Ryan Clark Rebounds Against The Bills

By Matthew Marczi

Perhaps nobody’s hands were more dirty following the loss to the New England Patriots last week than Troy Polamalu and Ryan Clark. Clark in particular had been having a very rough season up to this point that seemed to all but assure that this would be his last season in Pittsburgh.

One game doesn’t change that, but he sure played a lot better this week, and probably his best game of the season, with or without the interception.

This week, Clark spend nearly the entire game 20 yards off the ball as a deep safety, often the single high with Polamalu moving up and roaming around before the snap.

While E.J. Manuel is not the greatest challenge in the league at quarterback, the fact that he was 0-for-2 on passes beyond 20 yards—with one of them being intercepted—is a testament to his play. Manuel also went just 2-for-5 in the intermediate range.

Clark did not register much on the stats sheet; however, when the free safety has few tackles, that is generally a good sign for the defense. That is because this is what those types of tackles usually look like:

Nevertheless, it is important to have a safety capable of coming up and making these tackles when necessary. It also doesn’t hurt when your safety can play center fielder the way Ed Reed used to.

Off the snap, Clark wisely shaded to his right, where three receivers were running routes, and Polamalu was fading to the right. After reading the coverage and watching Manuel’s eyes, however, he broke back to his left and made the easy interception after Cortez Allen took out his receiver.

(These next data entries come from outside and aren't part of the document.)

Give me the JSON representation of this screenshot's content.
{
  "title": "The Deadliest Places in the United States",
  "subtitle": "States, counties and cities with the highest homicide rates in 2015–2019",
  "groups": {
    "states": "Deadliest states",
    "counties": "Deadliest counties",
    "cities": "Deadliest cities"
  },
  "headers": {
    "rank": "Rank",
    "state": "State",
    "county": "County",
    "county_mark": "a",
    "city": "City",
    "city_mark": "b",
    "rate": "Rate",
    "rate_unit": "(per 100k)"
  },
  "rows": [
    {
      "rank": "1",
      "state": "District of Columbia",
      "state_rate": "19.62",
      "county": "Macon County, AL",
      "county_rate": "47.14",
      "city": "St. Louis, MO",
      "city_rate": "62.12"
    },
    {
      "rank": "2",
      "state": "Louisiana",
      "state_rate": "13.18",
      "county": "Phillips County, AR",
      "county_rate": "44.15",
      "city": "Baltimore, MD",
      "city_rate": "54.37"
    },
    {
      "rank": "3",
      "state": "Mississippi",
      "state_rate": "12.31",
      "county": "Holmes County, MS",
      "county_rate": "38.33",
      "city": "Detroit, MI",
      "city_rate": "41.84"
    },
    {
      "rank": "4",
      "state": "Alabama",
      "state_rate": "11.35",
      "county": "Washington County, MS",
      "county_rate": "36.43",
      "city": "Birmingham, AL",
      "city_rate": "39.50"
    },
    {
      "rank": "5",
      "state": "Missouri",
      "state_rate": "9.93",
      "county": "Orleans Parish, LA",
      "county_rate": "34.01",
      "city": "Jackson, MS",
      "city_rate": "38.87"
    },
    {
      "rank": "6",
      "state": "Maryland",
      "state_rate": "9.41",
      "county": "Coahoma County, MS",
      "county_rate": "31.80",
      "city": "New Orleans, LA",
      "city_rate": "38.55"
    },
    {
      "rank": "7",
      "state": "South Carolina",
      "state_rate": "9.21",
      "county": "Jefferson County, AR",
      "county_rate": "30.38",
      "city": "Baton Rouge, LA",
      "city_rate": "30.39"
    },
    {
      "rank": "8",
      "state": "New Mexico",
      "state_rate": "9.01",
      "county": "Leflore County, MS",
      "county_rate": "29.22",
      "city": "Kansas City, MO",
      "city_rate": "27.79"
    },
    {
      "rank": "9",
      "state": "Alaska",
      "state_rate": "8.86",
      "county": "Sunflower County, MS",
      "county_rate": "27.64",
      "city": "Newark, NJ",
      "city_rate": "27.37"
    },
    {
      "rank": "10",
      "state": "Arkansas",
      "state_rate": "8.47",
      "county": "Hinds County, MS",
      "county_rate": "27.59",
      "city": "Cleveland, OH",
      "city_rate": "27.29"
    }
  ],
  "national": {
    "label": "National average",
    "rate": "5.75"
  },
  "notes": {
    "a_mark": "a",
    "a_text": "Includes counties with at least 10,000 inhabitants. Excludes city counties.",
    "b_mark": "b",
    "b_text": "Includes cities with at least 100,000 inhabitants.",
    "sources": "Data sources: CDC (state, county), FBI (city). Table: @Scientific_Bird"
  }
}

Late in the game, Dick LeBeau sent Clark in on a blitz to try to keep the Bills out of the end zone. After all, you can’t drop back 20 yards on the goal line. On first and goal, Clark blitzed, nearly bringing Manuel down, but buying enough time for the rest of the defense to pursue. Jason Worilds put a hit on him and the ball popped out for what at the time appeared to be a fumble.

Two plays later, he played the role of enforcer, knocking the receiver forward after a nine-yard reception on second and goal. It used to be a priority to make receivers think twice about coming across the middle of the field, but it’s harder to do in today’s NFL.